Lo que no deja de resultar asombroso es la profundidad con que el

original y potente planteo lacaniano hunde sus raíces en el texto freudiano cuyo

análisis propongo a continuación. Dicho artículo, de una complejidad y una

erudición formidables, deviene -considerado desde la reflexión sobre lo

electivo- un manifiesto fundamental de la ética psicoanalítica.

I. Un manifiesto ético del psicoanálisis: “El motivo de la elección

del cofre”

“Dos escenas de Shakespeare, una divertida y la otra trágica, me han

dado hace poco tiempo ocasión para plantearme un pequeño problema y

resolverlo” (Freud, 1913, p. 307). Así comienza el texto al que le dedicaremos

las próximas páginas. Las escenas a las que Freud se refiere, están extraídas

de El mercader de Venecia y de El Rey Lear, respectivamente.

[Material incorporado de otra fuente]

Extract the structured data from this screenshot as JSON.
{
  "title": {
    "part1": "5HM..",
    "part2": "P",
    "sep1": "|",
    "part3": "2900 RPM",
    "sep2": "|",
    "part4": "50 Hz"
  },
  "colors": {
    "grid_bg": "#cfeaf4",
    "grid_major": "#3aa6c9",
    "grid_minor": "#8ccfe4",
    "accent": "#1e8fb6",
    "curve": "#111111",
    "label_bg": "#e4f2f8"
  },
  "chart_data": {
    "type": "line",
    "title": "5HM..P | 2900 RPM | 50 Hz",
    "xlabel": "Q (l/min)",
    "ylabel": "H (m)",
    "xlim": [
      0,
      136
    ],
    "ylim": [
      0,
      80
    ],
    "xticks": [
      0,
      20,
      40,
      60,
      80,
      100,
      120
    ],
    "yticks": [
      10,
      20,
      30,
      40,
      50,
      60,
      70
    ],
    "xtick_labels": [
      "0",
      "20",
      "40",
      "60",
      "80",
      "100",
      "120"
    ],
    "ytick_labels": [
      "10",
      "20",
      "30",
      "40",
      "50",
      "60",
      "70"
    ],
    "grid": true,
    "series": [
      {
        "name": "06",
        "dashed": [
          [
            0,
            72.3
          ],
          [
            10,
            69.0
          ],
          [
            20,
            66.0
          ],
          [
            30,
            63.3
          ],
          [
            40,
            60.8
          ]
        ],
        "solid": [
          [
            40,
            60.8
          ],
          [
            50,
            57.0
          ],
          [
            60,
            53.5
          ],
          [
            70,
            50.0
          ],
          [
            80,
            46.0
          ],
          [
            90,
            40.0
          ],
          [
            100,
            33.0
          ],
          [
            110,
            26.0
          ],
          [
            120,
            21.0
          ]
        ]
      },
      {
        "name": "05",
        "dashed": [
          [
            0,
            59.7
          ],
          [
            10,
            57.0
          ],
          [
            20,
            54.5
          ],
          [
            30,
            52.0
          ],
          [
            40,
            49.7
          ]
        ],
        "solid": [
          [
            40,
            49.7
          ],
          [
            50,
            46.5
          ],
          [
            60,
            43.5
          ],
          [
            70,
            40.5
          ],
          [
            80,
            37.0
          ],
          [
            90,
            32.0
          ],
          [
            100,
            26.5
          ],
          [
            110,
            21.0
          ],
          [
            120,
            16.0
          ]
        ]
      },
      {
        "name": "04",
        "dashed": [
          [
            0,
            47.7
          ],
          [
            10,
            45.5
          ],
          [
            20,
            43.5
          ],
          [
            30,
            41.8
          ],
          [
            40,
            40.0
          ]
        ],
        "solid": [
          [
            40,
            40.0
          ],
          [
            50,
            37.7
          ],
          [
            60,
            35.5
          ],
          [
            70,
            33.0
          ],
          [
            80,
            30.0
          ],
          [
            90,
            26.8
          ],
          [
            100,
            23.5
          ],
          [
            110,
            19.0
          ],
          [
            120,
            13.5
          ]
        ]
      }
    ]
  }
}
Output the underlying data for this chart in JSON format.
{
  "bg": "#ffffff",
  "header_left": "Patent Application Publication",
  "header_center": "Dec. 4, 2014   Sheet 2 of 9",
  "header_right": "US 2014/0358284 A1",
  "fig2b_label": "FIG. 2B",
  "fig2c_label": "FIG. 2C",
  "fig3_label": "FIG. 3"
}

En el primer caso, la escena “alegre”, Porcia es obligada por su padre a

escoger un candidato de entre tres pretendientes. La elección se llevará a cabo

sometiéndolos a estos a escoger uno de entre tres pequeños cofres, siendo la

elección correcta la del cofre que contiene el retrato de la bella princesa. Los

cofres están hechos cada uno de un material distinto: oro, plata y plomo. Un

componente de la escena es el elogio al metal del cofre, que debe ser

enunciado por el elector, resultando de esta situación una dificultad mayor para

quien debiera defender las bondades del plomo. Habiendo elegido oro y plata

los dos primeros, el tercer pretendiente se ve obligado a improvisar su discurso

sobre el plomo, resultando forzado y escaso lo que puede decir. “Si en la

6 Ibíd., p. 362.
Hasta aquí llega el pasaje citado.